Flytipping and illegal dumping in on the rise in the UK
Environmental Services Association research suggest waste-related crime has surged over 50 per cent in three years, potentially costing taxpayers £1bn
Waste-related crime such as flytipping and illegal dumping is on the rise in England, potentially costing the UK taxpayer upwards of £1bn a year, as well as impacting public health and the environment, according to Environmental Services Association (ESA).
A report today by the waste and recycling trade body warns that waste-related crime in England has soared by 53 per cent over just the past three years, driving up costs to the economy from around £604m in 2015 to more than £924m in 2018/19.
Taking the available data for England and scaling it and applying it to Scotland, Wales and Northern Ireland, the report estimates the cost to the UK economy at "well above a billion pounds".
The independent research, which was carried out ib behalf of the ESA by research and consulting firm Eunomia, shows the most costly forms of waste crime in England are flytipping - which now exceeds £392m a year, up from £209m in 2015 - and the operation of illegal waste sites that cost the economy £236m a year, having risen from £98m six years ago.
Levies such as the Landfill Tax are placed on the disposal of waste in the UK in order to encourage waste reduction, reuse and recycling, and evading these taxes by not registering as a waste carrier and dumping waste at illegal sites therefore costs the public purse.
The costs of waste crime have risen in recent years due to a range of factors, including an increase in the number of recorded waste crime incidents taking place across the country, according to the report.

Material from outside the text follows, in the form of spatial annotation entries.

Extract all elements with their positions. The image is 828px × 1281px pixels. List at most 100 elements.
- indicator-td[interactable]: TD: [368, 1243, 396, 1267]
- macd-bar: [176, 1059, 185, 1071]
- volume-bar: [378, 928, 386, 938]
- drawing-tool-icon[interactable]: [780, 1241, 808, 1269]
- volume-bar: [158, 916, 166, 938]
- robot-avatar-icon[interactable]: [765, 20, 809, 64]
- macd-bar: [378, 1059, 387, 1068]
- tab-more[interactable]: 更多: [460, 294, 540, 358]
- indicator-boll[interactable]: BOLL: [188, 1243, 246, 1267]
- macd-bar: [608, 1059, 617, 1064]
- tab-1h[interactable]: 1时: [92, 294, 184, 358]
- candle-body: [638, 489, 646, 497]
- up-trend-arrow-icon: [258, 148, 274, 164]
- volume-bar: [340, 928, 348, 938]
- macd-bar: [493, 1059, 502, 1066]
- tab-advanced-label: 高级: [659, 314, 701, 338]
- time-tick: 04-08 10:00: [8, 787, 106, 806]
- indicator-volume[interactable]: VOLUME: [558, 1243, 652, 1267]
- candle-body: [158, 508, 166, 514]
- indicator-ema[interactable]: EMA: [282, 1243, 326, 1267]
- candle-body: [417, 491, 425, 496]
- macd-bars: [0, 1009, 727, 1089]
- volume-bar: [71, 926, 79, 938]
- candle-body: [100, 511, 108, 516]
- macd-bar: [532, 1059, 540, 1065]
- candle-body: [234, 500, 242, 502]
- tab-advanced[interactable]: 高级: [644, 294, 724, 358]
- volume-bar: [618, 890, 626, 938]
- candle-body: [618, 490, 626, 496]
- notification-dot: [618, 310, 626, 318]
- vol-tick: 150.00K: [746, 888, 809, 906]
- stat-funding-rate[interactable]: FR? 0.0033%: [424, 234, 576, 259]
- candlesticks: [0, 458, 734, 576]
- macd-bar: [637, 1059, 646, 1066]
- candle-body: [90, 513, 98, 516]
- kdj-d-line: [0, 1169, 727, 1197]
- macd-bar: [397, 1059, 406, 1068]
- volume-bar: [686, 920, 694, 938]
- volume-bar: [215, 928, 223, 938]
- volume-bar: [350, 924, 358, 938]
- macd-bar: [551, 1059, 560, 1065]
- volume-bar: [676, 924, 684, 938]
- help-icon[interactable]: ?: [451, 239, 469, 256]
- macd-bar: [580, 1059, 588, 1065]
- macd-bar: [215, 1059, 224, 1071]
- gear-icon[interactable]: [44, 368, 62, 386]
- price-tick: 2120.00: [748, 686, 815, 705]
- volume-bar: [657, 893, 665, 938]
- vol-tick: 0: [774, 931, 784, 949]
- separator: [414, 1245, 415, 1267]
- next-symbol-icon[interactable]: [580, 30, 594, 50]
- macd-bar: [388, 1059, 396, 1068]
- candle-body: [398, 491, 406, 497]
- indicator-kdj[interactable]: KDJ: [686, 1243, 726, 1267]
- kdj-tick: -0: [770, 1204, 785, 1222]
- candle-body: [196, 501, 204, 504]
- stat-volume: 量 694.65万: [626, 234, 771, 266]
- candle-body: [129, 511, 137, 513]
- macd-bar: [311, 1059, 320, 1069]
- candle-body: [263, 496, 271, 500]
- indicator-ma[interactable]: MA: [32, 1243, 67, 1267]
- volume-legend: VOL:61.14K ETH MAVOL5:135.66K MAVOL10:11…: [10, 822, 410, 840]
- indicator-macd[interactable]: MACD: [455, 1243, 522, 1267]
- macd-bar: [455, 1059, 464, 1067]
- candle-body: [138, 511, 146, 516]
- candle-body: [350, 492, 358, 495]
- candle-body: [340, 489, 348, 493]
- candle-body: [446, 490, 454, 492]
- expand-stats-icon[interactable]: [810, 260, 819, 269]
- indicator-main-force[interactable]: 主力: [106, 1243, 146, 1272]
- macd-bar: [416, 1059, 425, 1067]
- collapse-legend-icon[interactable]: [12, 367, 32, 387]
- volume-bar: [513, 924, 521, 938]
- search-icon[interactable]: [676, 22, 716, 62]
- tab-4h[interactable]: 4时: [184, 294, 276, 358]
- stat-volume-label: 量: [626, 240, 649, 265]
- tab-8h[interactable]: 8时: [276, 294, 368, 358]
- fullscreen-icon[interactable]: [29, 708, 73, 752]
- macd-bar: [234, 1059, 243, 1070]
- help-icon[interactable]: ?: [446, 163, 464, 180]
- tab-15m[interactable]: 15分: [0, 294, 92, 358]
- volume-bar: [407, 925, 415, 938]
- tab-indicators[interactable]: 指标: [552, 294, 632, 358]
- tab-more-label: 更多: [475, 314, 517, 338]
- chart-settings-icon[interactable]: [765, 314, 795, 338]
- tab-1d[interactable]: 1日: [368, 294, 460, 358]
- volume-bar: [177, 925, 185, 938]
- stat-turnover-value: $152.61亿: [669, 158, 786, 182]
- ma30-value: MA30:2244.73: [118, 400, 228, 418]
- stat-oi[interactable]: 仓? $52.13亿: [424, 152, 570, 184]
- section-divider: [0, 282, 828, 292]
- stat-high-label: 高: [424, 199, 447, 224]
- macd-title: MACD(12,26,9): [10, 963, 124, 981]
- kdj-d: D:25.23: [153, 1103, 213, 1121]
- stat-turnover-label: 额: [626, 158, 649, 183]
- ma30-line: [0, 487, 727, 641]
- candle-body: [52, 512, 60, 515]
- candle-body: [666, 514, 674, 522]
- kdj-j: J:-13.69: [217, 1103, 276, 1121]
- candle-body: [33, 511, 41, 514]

These include flytipping, illegal dumping and uncontrolled burning of rubbish, as well as major export fraud and tax evasion.
Alongside the report, the ESA also published the results of a YouGov poll which it said suggested just over half of the 2,000 adults surveyed were unaware of their legal duty of care for the safe disposal of their waste, while around 70 per cent were not aware they could be personally prosecuted for failing to make required checks if their waste ended up being dumped by a third party.
EAS chair Gavin Graveson said waste criminals were "exploiting a lack of public awareness and lack of regulatory oversight in this area, which has led to an increase in fly-tipping and illegal waste sites that contribute significantly to the overall £924m cost of waste crime in England".
"Successive ESA reports over the past eight years have highlighted the shocking extent of waste crime in the UK and its cost to both the environment and economy," he added. "This latest report exposes the unfortunate truth that, despite additional regulatory focus in recent years, the scale of waste crime has significantly worsened. Although understandably delayed by the pandemic, it is now vital that the government proceeds at pace with long promised reforms of the regulatory regime and we must make it much harder for criminals to operate in the recycling and waste sector."
It comes alongside a separate report today which also highlights the growing costs of waste crime in the UK, estimating that almost a quarter of a million businesses in England could be handling waste illegally because the registration scheme for waste carriers "does not function effectively and is being misused".
Funded by non-profit circular economy organisation Material Focus, the report estimates nearly two-thirds (63 per cent) of businesses in England - just under 240,000 individuals or organisations - are offering to handle waste that appears to be unregistered when advertising their services.
In contrast, the tax evasion rates for comparative sectors where regulations require similar forms of formal registration - such as TV licences, car tax evasion, and gas safety -usually fall between the 1-8 per cent, the report notes.
Scott Butler, executive director of Material Focus said the research underscored "the scale and type of the unlicensed waste carrier activity and the ways this might be contributing to the extreme number of fly-tipping incidents in the UK".
"The fact that there are high numbers of unregistered carriers in practice is clearly a significant issue which means that waste electricals and other forms of waste aren't being properly recycled," he warned.